Léna Coutrot: Petit à petit, François se rend compte que son empathie, si elle lui permet de comprendre les autres, peut aussi le plonger dans la détresse empathique : cet état où on laisse les émotions d’autrui nous submerger.

François: C’est un cauchemar qui m’a beaucoup marqué. Dans ce cauchemar je vis une journée de ma vie où je suis appelé plusieurs fois à l’aide par plusieurs personnes.  Un de mes frères qui m’appelle dans ce cauchemar pour me demander de l’aide sur un travail qui faisait à ce moment-là. Après j’ai ma mère qui m’appelle parce que ça ne va pas bien avec telle chose. Il y a quelqu’un dans la rue qui me demande de l’argent, il y a quelqu’un dans la rue qui me demande mon téléphone etc. Et je suis en retard pour un rendez-vous et chaque personne me met un peu plus en retard, je sens que mon énergie diminue, et je sens que je suis de plus en plus fatigué. À la fin, je me retrouve à traverser une rue et il y a une petite vieille qui me demande si je peux l’aider à traverser. À ce moment-là j’éclate et je lui dis « mais c’est pas possible! Depuis le début de la journée j’essaie de mener ma journée avec tout ce que j’ai a y faire et tout le monde vient me harceler.
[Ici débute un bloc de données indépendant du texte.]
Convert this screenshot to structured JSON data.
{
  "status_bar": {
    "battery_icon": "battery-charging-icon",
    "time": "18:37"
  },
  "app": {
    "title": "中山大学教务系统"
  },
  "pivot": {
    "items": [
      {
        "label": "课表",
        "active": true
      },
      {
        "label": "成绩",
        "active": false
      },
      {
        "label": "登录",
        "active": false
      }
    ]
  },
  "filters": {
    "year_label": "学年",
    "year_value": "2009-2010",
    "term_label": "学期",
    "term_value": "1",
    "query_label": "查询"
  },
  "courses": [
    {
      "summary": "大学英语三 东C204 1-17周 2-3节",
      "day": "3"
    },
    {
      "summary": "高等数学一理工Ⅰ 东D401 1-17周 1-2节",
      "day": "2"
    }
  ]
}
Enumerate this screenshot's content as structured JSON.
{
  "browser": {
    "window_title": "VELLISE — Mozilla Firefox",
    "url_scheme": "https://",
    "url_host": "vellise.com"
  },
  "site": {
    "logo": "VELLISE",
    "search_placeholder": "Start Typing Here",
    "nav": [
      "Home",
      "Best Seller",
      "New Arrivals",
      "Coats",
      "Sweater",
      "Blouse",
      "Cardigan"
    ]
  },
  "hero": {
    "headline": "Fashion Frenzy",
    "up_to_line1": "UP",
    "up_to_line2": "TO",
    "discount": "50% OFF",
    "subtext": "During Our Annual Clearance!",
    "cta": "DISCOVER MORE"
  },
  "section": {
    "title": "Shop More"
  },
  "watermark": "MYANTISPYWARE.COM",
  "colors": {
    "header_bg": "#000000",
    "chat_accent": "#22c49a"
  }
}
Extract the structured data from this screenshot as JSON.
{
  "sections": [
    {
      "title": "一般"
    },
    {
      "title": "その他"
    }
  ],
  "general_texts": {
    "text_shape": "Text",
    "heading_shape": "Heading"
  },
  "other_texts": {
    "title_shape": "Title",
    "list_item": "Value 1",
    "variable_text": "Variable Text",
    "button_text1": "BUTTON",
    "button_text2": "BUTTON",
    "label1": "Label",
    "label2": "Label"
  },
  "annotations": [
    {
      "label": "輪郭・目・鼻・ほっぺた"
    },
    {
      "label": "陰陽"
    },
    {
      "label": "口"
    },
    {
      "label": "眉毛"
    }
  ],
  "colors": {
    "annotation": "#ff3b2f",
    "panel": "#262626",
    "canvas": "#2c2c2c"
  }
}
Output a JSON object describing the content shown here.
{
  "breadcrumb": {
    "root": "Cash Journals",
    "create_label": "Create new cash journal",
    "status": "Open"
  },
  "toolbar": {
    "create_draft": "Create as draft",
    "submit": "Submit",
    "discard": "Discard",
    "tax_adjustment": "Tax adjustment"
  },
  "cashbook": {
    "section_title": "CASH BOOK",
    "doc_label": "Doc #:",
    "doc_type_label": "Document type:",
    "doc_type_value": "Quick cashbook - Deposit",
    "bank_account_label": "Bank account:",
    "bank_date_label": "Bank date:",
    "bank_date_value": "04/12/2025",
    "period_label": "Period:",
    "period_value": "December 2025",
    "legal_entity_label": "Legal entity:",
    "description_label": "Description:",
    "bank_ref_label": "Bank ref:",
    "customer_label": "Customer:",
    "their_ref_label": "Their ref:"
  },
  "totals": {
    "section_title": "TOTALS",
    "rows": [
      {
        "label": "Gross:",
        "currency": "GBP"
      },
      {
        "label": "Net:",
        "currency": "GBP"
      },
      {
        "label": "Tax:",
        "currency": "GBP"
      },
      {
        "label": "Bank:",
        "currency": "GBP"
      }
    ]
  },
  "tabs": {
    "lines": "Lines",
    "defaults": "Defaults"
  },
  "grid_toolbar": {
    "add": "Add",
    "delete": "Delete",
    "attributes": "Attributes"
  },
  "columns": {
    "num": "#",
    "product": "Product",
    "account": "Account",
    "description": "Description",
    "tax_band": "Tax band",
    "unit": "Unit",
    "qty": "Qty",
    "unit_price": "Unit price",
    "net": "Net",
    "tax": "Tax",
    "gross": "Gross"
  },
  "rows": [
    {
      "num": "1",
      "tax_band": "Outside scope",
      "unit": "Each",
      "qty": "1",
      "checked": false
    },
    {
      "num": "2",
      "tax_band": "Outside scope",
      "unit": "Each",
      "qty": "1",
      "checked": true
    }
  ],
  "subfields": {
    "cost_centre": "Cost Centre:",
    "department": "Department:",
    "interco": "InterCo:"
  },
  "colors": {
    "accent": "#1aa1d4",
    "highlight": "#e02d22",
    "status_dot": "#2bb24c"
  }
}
Encore vous ce soir qui venez me demander si je peux vous aider à traverser la route, c’est pas possible! Maintenant j’aimerais bien réussir à faire mes choses à moi!! ». Elle la personne en face, la petite vieille ne dit rien, elle a juste un regard très fâché. Culpabilisateur. Finalement je tends mon bras en disant « bon ça va, je vais vous aider à traverser ». Je sens que c’est très représentatif de la façon dont je vis l’empathie : je sens que c’est important de donner du temps aux autres et que en même temps aider l’autre se fait toujours en prenant le temps que je voudrais consacrer à des choses que je ressens comme plus personnellement, moi. C’est représentatif aussi de ce que la culpabilité peut avoir de moteur dans cette empathie. Que il faut être là pour les autres, il faut aider les autres, il faut laisser de la place aux autres, parce que si on ne le fait pas c’est mal. Il y a de ça dans le regard de la vieille à la fin du rêve.

Léna Coutrot: On comprend que François puisse mal vivre son empathie. Mais est-il condamné à cela ? Est-ce possible d’apprendre à exprimer son empathie de manière plus saine, comme on peut apprendre à apprécier des carottes râpées bien assaisonnées ? 

La famille de François est très catholique. Il raconte que cette atmosphère familiale religieuse l’a sensibilisé à un certain type d’empathie dès l’enfance.

François: Je pense que dans mon éducation et mon enfance, j’ai beaucoup eu ces injonctions à l’empathie. Ça vient de cette culture un peu catholique : « Aimer c’est laisser de la place à l’autre », « aimer c’est s’effacer devant l’autre ». C’est cette parole qui doit être dans l’Évangile de Jean : « Il n'y a pas de plus grand amour que de donner sa vie pour les personnes qu'on aime ». Je sens que c’est quelque chose que j’ai intégré comme ça parce que c'est comme ça que ma mère en particulier vit sa relation aux autres, en étant mère au foyer avec quatre enfants, en renonçant à pas mal de choses finalement : «Aimer l'autre, c'est renoncer à soi ».

Léna Coutrot: Il semble que l'éducation de François l’ait mené sur le chemin de l’empathie. Mais nos parents ne nous donnent pas seulement une éducation. Ils nous lèguent aussi 50% de leur patrimoine génétique. Alors est-ce qu’il y a seulement notre éducation qui conditionne l'empathie qu'on peut ressentir ? Ou est-ce qu’il y a aussi une part d'inné ? Pour Olga Klimecki - la chercheuse allemande qui nous a donné une définition de l’empathie tout à l’heure - certaines expériences, avec des bébés, montrent que l’empathie est partiellement innée.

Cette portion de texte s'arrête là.